I am so annoyed that my response before got lost

IMO ladams is a troll, seriously he has 1 post on the forums and sucks all you trolls into his web

IMO ladams is a government plant, don't reply to him or give up your basic preps!


----------



## Smitty901

Take a real close look at the dumpster clean off the clay.


----------



## Slippy

Montana Rancher said:


> I am so annoyed that my response before got lost
> 
> IMO ladams is a troll, seriously he has 1 post on the forums and sucks all you trolls into his web
> 
> IMO ladams is a government plant, don't reply to him or give up your basic preps!


This thread is a sad reminder of the boating accident over the Marianna Trench in the Atlantic Ocean where I lost my guns/ammo AND gold. Damn you ladams for dredging up these bad memories!


----------



## Boss Dog

SAR-1L said:


> Wouldn't that mean we are not allowed to barter or trade then? We would have to at least exchange one dollar to make it legal. That seems silly.
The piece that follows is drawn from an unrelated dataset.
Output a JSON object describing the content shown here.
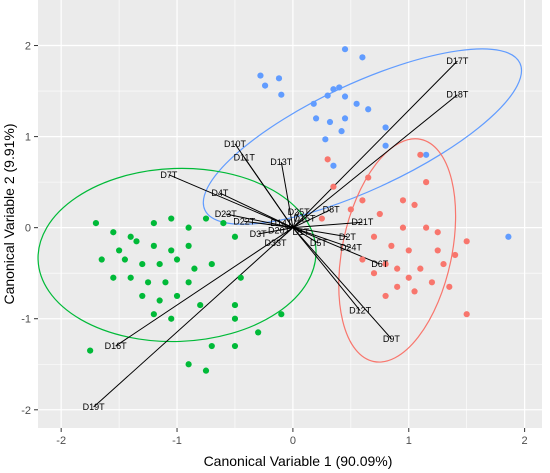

You are allowed to barter but, the IRS wants to know about it and says that you have to assign a value to it, count it as income and of course pay taxes on your alternate source of income. Kinda makes ya feel all warm and fuzzy don't it!?


----------



## Andygold1

Gold has historically been an excellent hedge against inflation, because its price tends to rise when the cost of living increases. Since World War II, the five years in which U.S. inflation was at its highest were 1946, 1974, 1975, 1979 and 1980 (as of 2012). During those five years, the average real return on the Dow Jones Industrial Average was -12.33%, compared to 130.4% for gold.


----------



## Andygold1

You can get smaller weights of gold my man. 1gram, 5gram ect...
I buy 2grams a month, for now.


----------



## PalmettoTree

Gold is a foolish buy if you are prepping.

It has been a poor investment since mid-2010.

Gold is a bad paper investment and the in and out cost too high to hold the hard stuff.


----------



## mykle200

Absolutely I know recently some states have made it legal to use gold and silver for all goods and services. Here in Utah I am sure of it, also gun shows you can barter or dicker with anyone using just about anything. I have used and seen people trade collectable coins and paper money for items.


----------



## budgetprepp-n

I buy my eggs with silver from the farmer down the road. And I'm sure I could buy all kinds of food from him with silver also


----------



## PalmettoTree

budgetprepp-n said:


> I buy my eggs with silver from the farmer down the road. And I'm sure I could buy all kinds of food from him with silver also


How much silver do you give him for a dozen eggs?


----------



## PalmettoTree

mykle200 said:


> Absolutely I know recently some states have made it legal to use gold and silver for all goods and services. Here in Utah I am sure of it, also gun shows you can barter or dicker with anyone using just about anything. I have used and seen people trade collectable coins and paper money for items.


It never has been illegal to barter with PMs. Such laws are foolish because they only fool the foolish.


----------